Textdokument 3 zu:
Hanefi Yeter; Analphabeten in zwei Sprachen, 1978
Betr.: Joh.Grützke: "Komm, setz' dich zu uns", 1970

"Ein sicherlich grundsätzliches Problem unserer Gesellschaft ist darin zu sehen, daß viele Menschen Andersdenkende und ganz besonders Fremde von den eigenen Lebensbereichen fernhalten wollen.
Eigene Unsicherheiten und Schwächen, Ängste vor Konkurrenz und Besitzstandsdenken führen zu diesem Verhalten, das leicht in Abwehr; ja sogar Haß und Gewalt umschlagen kann, ,,Komm, setz' dich zu uns" von Johannes Grützke (1937-2017) verbildlicht diese Einstellung, stellt sie als Widerspruch dem Betrachter vor.
Drei Männer beherrschen die Szene und schauen schräg von oben aus dem Bild. Sehr schnell erkennt man, daß - außer den Krawatten - sie nicht nur völlig gleich gekleidet sind, sondern dreimal dieselbe Person in verschiedenen Haltungen darstellen. Es handelt sich dabei um den Künstler selbst.
... Die drei konventionell gekleideten Männer sitzen nur scheinbar locker und lässig dem Betrachter gegenüber; denn man spürt ihre Verkrampftheit, die sich mit einer 'satten' und überheblichen Haltung verbindet. Der Blick von oben aus dem Bild - ein beliebtes Stilmittel von Grützke - versetzt den Betrachter eindeutig in die schwächere Position. Verstärkt wird diese Sichtweise noch durch den Handgestus des links sitzenden Mannes, der den 'Neuankömmling' geradezu 'gnädig' ins Bild holt. Die zoomartig wie bei einer Fotografie vergrößerte Hand ragt beinahe aus dem Bild heraus scheint - den Betrachter geradezu ergreifen zu wollen.
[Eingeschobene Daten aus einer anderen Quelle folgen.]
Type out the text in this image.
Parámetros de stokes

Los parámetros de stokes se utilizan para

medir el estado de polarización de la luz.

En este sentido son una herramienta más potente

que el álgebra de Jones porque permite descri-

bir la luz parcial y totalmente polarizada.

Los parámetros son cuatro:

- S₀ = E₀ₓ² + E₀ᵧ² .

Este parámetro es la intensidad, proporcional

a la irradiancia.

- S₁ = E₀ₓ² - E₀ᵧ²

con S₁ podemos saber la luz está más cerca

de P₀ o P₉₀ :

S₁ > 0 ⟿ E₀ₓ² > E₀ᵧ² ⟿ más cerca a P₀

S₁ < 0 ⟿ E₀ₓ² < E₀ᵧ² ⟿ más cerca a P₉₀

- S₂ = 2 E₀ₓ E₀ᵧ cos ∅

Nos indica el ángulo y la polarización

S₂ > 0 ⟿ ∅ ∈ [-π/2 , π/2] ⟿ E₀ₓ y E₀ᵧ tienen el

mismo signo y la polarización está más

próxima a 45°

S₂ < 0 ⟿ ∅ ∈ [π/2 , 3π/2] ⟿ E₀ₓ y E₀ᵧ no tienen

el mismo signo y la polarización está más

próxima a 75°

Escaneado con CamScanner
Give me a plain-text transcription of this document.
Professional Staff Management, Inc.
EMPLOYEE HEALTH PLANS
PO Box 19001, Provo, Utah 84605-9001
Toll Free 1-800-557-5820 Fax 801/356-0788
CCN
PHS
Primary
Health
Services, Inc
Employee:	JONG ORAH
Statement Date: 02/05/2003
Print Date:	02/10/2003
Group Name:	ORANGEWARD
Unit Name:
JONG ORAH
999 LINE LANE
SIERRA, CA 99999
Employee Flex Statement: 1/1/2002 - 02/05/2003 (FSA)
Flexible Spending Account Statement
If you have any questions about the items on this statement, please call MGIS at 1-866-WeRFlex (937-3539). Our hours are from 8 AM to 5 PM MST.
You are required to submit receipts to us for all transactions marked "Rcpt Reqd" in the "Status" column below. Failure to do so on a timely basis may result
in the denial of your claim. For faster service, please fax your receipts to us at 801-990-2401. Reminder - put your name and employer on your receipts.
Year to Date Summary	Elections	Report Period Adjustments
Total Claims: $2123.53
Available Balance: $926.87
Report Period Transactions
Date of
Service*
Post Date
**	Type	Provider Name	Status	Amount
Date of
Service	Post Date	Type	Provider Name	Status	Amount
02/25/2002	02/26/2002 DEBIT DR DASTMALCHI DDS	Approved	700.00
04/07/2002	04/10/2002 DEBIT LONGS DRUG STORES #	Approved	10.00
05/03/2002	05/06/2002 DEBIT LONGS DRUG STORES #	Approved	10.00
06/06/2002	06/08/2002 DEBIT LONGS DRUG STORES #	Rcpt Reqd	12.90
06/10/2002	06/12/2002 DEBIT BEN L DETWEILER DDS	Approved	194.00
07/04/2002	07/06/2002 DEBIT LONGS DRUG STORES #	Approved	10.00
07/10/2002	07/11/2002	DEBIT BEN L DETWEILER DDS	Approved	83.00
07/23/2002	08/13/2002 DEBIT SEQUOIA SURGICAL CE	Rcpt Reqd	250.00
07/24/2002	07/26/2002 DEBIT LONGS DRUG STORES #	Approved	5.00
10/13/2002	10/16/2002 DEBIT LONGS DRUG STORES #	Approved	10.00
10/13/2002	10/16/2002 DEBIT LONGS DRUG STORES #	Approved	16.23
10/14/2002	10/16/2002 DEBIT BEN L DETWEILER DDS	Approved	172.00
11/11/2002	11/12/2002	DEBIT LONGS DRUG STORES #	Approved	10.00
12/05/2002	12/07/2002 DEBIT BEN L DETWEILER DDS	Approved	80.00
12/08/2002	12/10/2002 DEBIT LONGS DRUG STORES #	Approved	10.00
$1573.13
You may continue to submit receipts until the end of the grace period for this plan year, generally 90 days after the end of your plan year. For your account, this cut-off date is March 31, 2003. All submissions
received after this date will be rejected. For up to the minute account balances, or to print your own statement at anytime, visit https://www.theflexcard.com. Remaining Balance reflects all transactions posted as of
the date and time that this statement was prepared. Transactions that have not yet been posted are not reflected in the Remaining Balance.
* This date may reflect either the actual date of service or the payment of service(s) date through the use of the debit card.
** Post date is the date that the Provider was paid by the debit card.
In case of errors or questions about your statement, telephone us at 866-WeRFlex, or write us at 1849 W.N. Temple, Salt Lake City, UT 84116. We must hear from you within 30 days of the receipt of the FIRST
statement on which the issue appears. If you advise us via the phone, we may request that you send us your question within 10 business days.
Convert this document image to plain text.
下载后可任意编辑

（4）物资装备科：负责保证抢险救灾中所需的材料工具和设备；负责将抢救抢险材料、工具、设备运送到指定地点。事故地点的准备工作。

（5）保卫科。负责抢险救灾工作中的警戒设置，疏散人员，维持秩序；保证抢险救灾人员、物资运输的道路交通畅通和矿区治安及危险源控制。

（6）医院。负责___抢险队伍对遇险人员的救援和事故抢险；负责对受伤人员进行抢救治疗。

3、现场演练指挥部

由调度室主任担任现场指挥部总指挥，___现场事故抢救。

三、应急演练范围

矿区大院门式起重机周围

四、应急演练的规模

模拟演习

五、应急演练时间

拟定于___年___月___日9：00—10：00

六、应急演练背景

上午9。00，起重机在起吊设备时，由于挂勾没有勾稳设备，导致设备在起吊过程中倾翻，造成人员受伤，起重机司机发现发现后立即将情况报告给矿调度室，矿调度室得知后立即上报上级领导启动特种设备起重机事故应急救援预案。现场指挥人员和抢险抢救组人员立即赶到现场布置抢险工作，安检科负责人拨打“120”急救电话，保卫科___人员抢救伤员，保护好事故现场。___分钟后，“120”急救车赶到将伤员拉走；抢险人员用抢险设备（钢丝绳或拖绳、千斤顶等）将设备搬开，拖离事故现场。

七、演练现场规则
Zusammen mit der direkten Ansprache im Bildtitel 'Komm, setz' dich zu uns', wird die Provokation der Szene deutlich: Denn wer möchte sich tatsächlich zu dieser grinsenden und feixenden Gruppe setzen, die 'von oben herab' dem Neuankömmling mit hohlen Gesten einen Platz anbietet, der zudem im Bild nicht vorhanden ist, Denn die drei Männer füllen in dieser abgeschlossenen Komposition den Raum völlig aus, In dieser Dreieckskomposition, die in dem auf dem Kofferraum eines Autos sitzenden Mann nicht zufällig ihre höchste Position hat, sind alle Plätze verteilt, Die Aufforderung erscheint somit nicht nur scheinheilig und unecht, sondern höhnisch und mitleidslos,
Infolgedessen kann diese Szene nicht lediglich als satirisches Bild männlichen Gruppenverhaltens abgetan werden, sondern muß als Hinweis auf das Verhalten und Denken mancher Gruppen unserer Gesellschaft gegenüber den 'Nicht-Dazugehörenden' und Fremden angesehen werden. Wen der Künstler konkret damit meint, überläßt er dem Betrachter und dessen aktuellen Erfahrungen,"
 
(Hinkel, Hermann: Aufforderungen - Gesellschaftliche Widersprüche im Spiegel der Gegenwartskunst. In: Gesellschaft im Widerspruch. Essen/Dortmund 1994, S.160f.)